How to Create Engagement and Focus in the Virtual Classroom

We’ve all experienced those virtual training sessions that feel more like a free webinar, minus the sales pitch at the end. You log in and sit ...

Abi Kennie
Written by Abi Kennie
How to Create Engagement and Focus in the Virtual Classroom

We’ve all experienced those virtual training sessions that feel more like a free webinar, minus the sales pitch at the end.

You log in and sit quietly as the trainer talks at you for an hour, seemingly in love with their own voice. All the while you're answering emails and scrolling through social media. Worst case scenario, your webcam 'breaks' and you use the opportunity to catch up on some household chores...

It goes without saying that if any of this happens, you're not going to learn much. Poor engagement, interaction, and focus destroys your ability to take in what you're being taught. Yes, you might remember enough to answer the multiple-choice quiz at the end, but will you be able to call upon that knowledge in a month when it really matters?

Probably not.

Great virtual training shouldn’t be this way. At the Virtual Training Team (VTT), we recognise that getting people engaged is of absolute importance of fostering engagement during your training sessions, to keep your participants focused and on task.  

Great virtual training sessions are critical. Because when people are involved, they’re focused and on task.

Most virtual classrooms like Zoom, Microsoft Teams, Adobe Connect, and WebEx, have built-in tools that you’ll need to keep your session on track and get the best learning outcomes.

Here are some top engagement tips for you to add to your virtual training repertoire.

Pay attention to virtual body language and visual cues

We say so much through our body language. You might be worried that you’ll lose access to this vital information when you’re communicating virtually. The good news is, you won’t! (So long as you use the tools available to you).

There are loads of different ways to gauge the interaction of your participants. For example: yes/no buttons, ticks and crosses, raised hand emojis, and more. The exact methods you’ll have available are determined by the online learning tool that you use.

Take a note of how long it takes participants to respond when you use them. A slow response might indicate that your participants have trouble understanding the content, or you could be losing their attention. It's also a good idea to measure the quantity of feedback you're getting. Specifically, when you ask your participants to engage with a task, consider how many actually do it. Anything less than 100% should be cause for concern.

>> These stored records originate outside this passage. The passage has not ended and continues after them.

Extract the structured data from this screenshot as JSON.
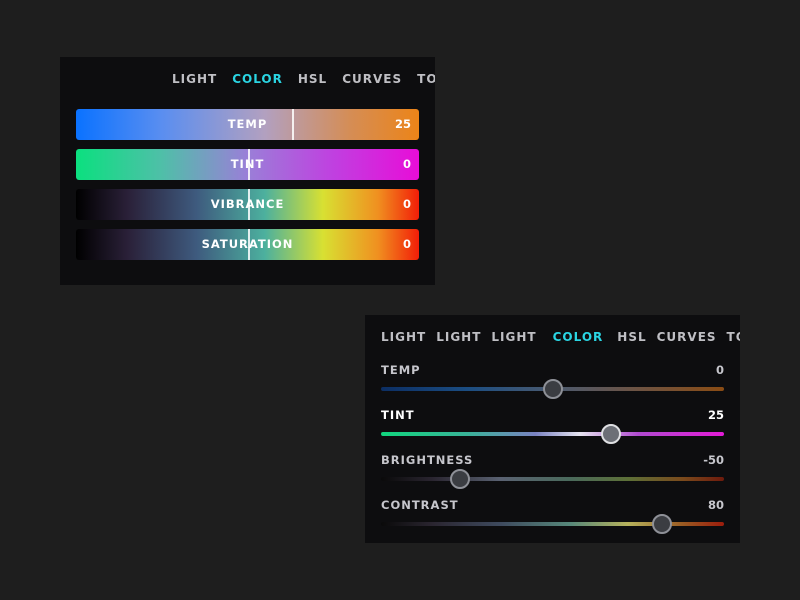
{
  "panel1": {
    "tabs": [
      {
        "label": "LIGHT",
        "active": false
      },
      {
        "label": "COLOR",
        "active": true
      },
      {
        "label": "HSL",
        "active": false
      },
      {
        "label": "CURVES",
        "active": false
      },
      {
        "label": "TONING",
        "active": false
      }
    ],
    "bars": [
      {
        "label": "TEMP",
        "value": "25",
        "marker_level": 0.63
      },
      {
        "label": "TINT",
        "value": "0",
        "marker_level": 0.5
      },
      {
        "label": "VIBRANCE",
        "value": "0",
        "marker_level": 0.5
      },
      {
        "label": "SATURATION",
        "value": "0",
        "marker_level": 0.5
      }
    ]
  },
  "panel2": {
    "tabs": [
      {
        "label": "LIGHT",
        "active": false
      },
      {
        "label": "LIGHT",
        "active": false
      },
      {
        "label": "LIGHT",
        "active": false
      },
      {
        "label": "COLOR",
        "active": true
      },
      {
        "label": "HSL",
        "active": false
      },
      {
        "label": "CURVES",
        "active": false
      },
      {
        "label": "TONING",
        "active": false
      }
    ],
    "sliders": [
      {
        "label": "TEMP",
        "value": "0",
        "level": 0.5,
        "active": false
      },
      {
        "label": "TINT",
        "value": "25",
        "level": 0.67,
        "active": true
      },
      {
        "label": "BRIGHTNESS",
        "value": "-50",
        "level": 0.23,
        "active": false
      },
      {
        "label": "CONTRAST",
        "value": "80",
        "level": 0.82,
        "active": false
      }
    ]
  },
  "colors": {
    "background": "#1e1e1e",
    "panel": "#0d0d0f",
    "accent": "#2ad5e3",
    "text": "#bfbfc4"
  }
}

If you suspect they might not be fully engaged, apply one (or more) of the following techniques to get them refocused on the task at hand:

Call on participants by name

Using someone’s name is a surefire way to bring their attention back to you if it had wandered elsewhere. We’re programmed from a young age to pick up on the use of our names in conversation, so it’s a great tool to use in virtual classroom settings to keep your participants focused. 

Use names strategically to encourage collaboration and dialogue among participants to foster laser focus and proactive participation.

(Want to learn more this? Read this blog: Learn How to Use People's Names to Improve Your Virtual Workshop).

Find new ways to ask questions

Asking, “Any questions?” in a virtual workshop almost guarantees a tumbleweed moment. It just doesn’t work virtually like it does in-person.

Instead, try more direct questions like, “Please give me a green tick if you are ready to move on.” If you don’t get the response you expect, it’s a good indication that your participants need a bit more help. Should this happen, follow up with more direct questions to get to the root of the issue.

Don’t make slides to read from

Sometimes, even the best of us fall back into the bad habit of creating a presentation out of text-heavy slides and reading them out like a script.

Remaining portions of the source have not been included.